27 de junio de 2013

The Dharma Bums I

     El mundo no debe ser tan malo cuando producía a tipos como él, pensé, y me sentí contento. El dolor de todos mis músculos y el hambre eran bastante desagradables, y las oscuras rocas que nos rodeaban, el hecho de que no hubiera nadie que te calmara con besos y palabras suaves, de que estuviera allí sentado meditando y pidiendo por el mundo con otro joven vehemente, era algo bueno haber nacido para morir, aunque sólo fuera para eso, como nos ocurría a nosotros. Algo saldrá de todo esto, amigos míos, en las Vías Lácteas de la eternidad desplegándose ante nuestros mágicos ojos sin envidia. Tuve ganas de contarle todo lo que pensaba, pero comprendí que no importaba y además, en cualquier caso, él ya lo sabía, y el silencio es la montaña de oro. 

     Le miré, su cabeza estaba metida en el saco de plumas de pato. Su forma acurrucada era la única cosa que se podía ver en muchos kilómetros de oscuridad saturada y concentrada de deseos de ser buena. Pensé: "Quién conoce el espíritu del hombre que mira a lo alto?" Este pobre muchacho diez años más joven que yo haciéndome parecer un idiota que olvida todos los ideales y la alegría que tenía antes, en mis recientes años de bebedor decepcionado. ¿Y qué le importa no tener dinero? No necesita el dinero, lo único que necesita es su mochila con esas bolsitas de comida seca y un buen par de zapatos, y allá se va a disfrutar de los privilegios de un millonario en sitios como éste. ¿Y qué millonario con gota podría llegar hasta esta roca? Nos ha llevado un día entero llegar hasta aquí. Y me prometí que iniciaría una nueva vida: Por todo el Oeste y por las montañas del Este, y también por el desierto, vagabundearé con una mochila, seguiré el camino puro. Y me dormí tras hundir la nariz dentro del saco de dormir y me desperté hacia el alba temblando; el suelo húmedo había atravesado el impermeable y el saco, y mis costillas estaban sobre un suelo más húmedo que el de una cama mojada. El aliento me humeaba. Me volví sobre el otro lado y volví a dormirme: mis sueños fueron puros sueños fríos como agua helada, pero sueños felices, no pesadillas. 

     ¿Qué significa que me encuentre en este mundo, sin fin, pensando en que soy un hombre sentado bajo las estrellas en el techo del mundo y, sin embargo, en realidad vacío y alerta en medio de la vacuidad e iluminación de todo? Significa que estoy vacío e iluminado, que que estoy vacío, iluminado, y que no hay diferencia entre yo y todo lo demás. En otras palabras, significa que me he convertido en lo mismo que todo lo demás.

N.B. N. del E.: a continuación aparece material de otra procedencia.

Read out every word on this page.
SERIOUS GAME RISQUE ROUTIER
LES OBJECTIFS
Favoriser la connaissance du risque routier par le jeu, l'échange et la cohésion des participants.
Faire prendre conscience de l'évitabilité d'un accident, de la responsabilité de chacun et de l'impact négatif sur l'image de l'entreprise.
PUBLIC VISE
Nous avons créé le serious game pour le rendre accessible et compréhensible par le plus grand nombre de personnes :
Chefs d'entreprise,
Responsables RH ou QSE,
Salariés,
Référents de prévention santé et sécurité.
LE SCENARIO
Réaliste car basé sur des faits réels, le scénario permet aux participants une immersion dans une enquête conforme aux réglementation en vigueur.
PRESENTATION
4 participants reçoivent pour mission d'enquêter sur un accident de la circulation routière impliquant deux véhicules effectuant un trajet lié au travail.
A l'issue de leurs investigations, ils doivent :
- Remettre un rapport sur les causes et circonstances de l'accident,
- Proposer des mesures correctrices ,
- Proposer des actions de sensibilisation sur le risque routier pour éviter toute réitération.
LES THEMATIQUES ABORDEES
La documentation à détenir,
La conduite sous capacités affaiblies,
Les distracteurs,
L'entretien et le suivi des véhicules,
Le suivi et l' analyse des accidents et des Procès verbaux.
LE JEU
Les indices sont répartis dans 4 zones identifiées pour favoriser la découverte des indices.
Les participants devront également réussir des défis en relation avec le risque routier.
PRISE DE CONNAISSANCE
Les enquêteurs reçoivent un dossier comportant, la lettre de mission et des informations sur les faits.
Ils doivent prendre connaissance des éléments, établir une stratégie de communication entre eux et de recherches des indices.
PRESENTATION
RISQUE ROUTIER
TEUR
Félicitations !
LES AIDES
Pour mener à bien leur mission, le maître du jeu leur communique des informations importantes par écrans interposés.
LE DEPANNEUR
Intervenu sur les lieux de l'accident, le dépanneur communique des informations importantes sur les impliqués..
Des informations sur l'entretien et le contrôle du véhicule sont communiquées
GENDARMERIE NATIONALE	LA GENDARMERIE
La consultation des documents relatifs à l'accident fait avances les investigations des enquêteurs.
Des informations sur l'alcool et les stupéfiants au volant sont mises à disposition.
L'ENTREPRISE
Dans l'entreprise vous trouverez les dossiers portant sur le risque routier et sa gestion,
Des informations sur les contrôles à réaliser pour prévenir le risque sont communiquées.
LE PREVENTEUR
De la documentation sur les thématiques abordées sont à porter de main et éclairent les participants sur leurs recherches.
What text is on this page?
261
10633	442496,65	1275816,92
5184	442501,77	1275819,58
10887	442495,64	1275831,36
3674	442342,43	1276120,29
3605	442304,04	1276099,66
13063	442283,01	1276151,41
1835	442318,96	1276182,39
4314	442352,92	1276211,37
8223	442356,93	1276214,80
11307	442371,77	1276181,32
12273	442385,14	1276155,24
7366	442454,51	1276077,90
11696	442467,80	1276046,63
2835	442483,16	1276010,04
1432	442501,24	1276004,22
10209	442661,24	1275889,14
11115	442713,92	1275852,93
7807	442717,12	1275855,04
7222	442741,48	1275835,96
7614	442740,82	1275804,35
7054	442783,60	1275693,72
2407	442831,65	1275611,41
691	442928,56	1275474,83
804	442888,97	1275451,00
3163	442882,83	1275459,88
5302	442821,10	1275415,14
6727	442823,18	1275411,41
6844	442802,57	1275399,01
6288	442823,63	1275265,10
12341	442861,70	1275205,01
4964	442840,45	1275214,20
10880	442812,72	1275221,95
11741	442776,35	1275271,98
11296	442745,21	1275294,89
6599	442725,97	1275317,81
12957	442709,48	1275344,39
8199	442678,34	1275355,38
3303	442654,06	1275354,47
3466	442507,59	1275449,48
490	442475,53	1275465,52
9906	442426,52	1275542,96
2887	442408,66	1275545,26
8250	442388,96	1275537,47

     Y aquélla, la visión, estaba desprovista de cualquier sensación de ser yo mismo, era pura ausencia de ego, simplemente unas actividades etéreas e indómitas desprovistas de esfuerzo, desprovistas de error. 
 
    Crucé la frontera caminando ansiosamente y atravesé El Paso y fui a la estación de ferrocarril, recogí la mochila, lancé un gran suspiro, y anduve sin pausa aquellos cinco kilómetros hasta el arroyo, que era bastante fácil de reconocer a la luz de la luna, y subí, mis pies haciendo aquel solitario zuap zuap de las botas, y me di cuenta que sin duda había aprendido de él el modo de expulsar a los demonios del mundo y la ciudad y de encontrar mi alma auténtica y pura, siempre que tuviera una mochila decente a la espalda. Volví a mi campamento y extendí el saco de dormir y di las gracias al Señor por todo lo que me estaba dando. Ahora el recuerdo de toda aquella larga y siniestra tarde fumando marihuana con mexicanos de sombrero ladeado en un sórdido cuarto a la luz de unas velas era como un sueño. Medité y recé. No existe en el mundo ningún lugar donde se pueda dormir tan bien como de noche en el desierto, por el invierno, provisto de un buen saco de dormir caliente de pluma de pato. El silencio es tan intenso que uno puede oír rugir a su propia sangre en los oídos, aunque más fuerte que eso, y con mucho, es el misterioso ruido que yo siempre identifico con el ruido del diamante de la sabiduría, el misterioso sonido del propio silencio que es un gran Chsssss que recuerda algo que parece haberse olvidado a causa de la tensión, algo que remite a los días de nacimiento. Me gustaría poder explicárselo a las personas a quienes quiero, pero no existen palabras que describan su nada y su pureza.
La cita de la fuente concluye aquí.